One thing to keep in mind is that your team is sharing their idle resources with you, so prepare for a considerable fluctuation in your build times. If the resources at hand are too scarce, maybe you can save a few decommissioned-but-still-usable hardware units from being discarded and add them to your farm as additional build serfs.

Fancy live monitoring with icemon

Do you fancy getting a colourful real-time overview of the current state of your Icecream cluster? You can do so with the icemon GUI utility, which is available in a separate package.

On Debian/Ubuntu:

$ sudo apt install icecc-monitor

On Fedora/CentOS/RHEL:

$ sudo dnf install icemon

Icemon offers a variety of views that visualise the current state of your build cluster. The default view is the star view (depicted on the right), which represents build nodes as a bunch of blobs arranged around the central scheduler. Active jobs are visualised as rings popping up around the build nodes. When you hit the build button, you can enjoy watching the bouquet explode with activity!

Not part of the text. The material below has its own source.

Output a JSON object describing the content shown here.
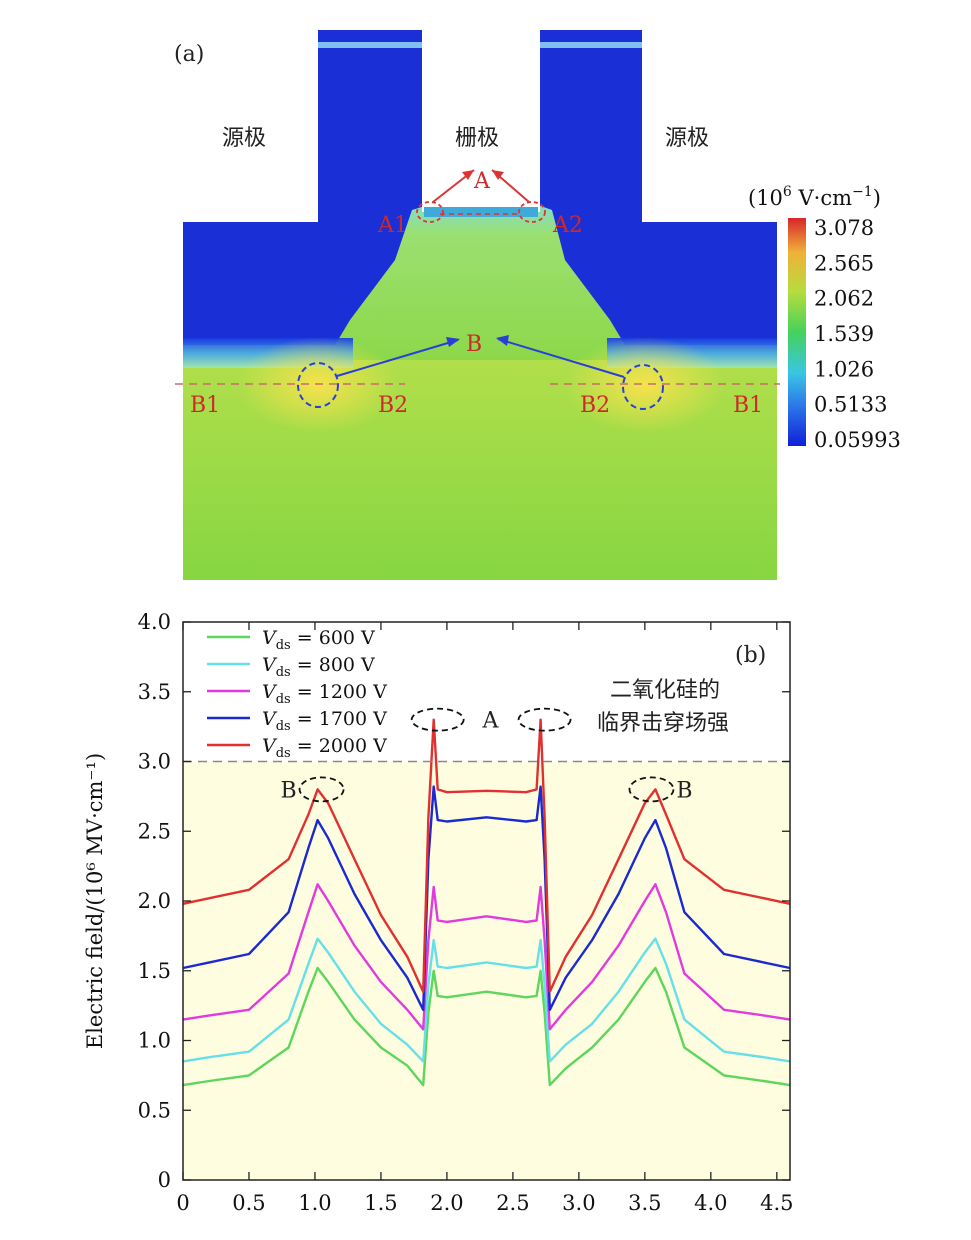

Icemon retrieves all the information it displays by querying the scheduler. It tries to find the scheduler on its own, but in my experience that often doesn’t work out of the box. You can explicitly tell icemon where the scheduler is located by setting the environment variable USE_SCHEDULER to the hostname of the server before calling icemon:

$ USE_SCHEDULER=my-icecream-server icemon

Conclusion

Icecream is a nifty tool that helps you convert your office into a distributed compile farm. It cuts down on your build times by distributing concurrent compile jobs to multiple machines – so drop that sword and get back to work!

That’s all for today, but we’re not done with icecream just yet! In the next part of this series, we’ll see how icecream can be integrated into a containerised build environment. Also, remember ccache from last time? It’s an excellent idea to combine the two to get caching plus distribution at the same time.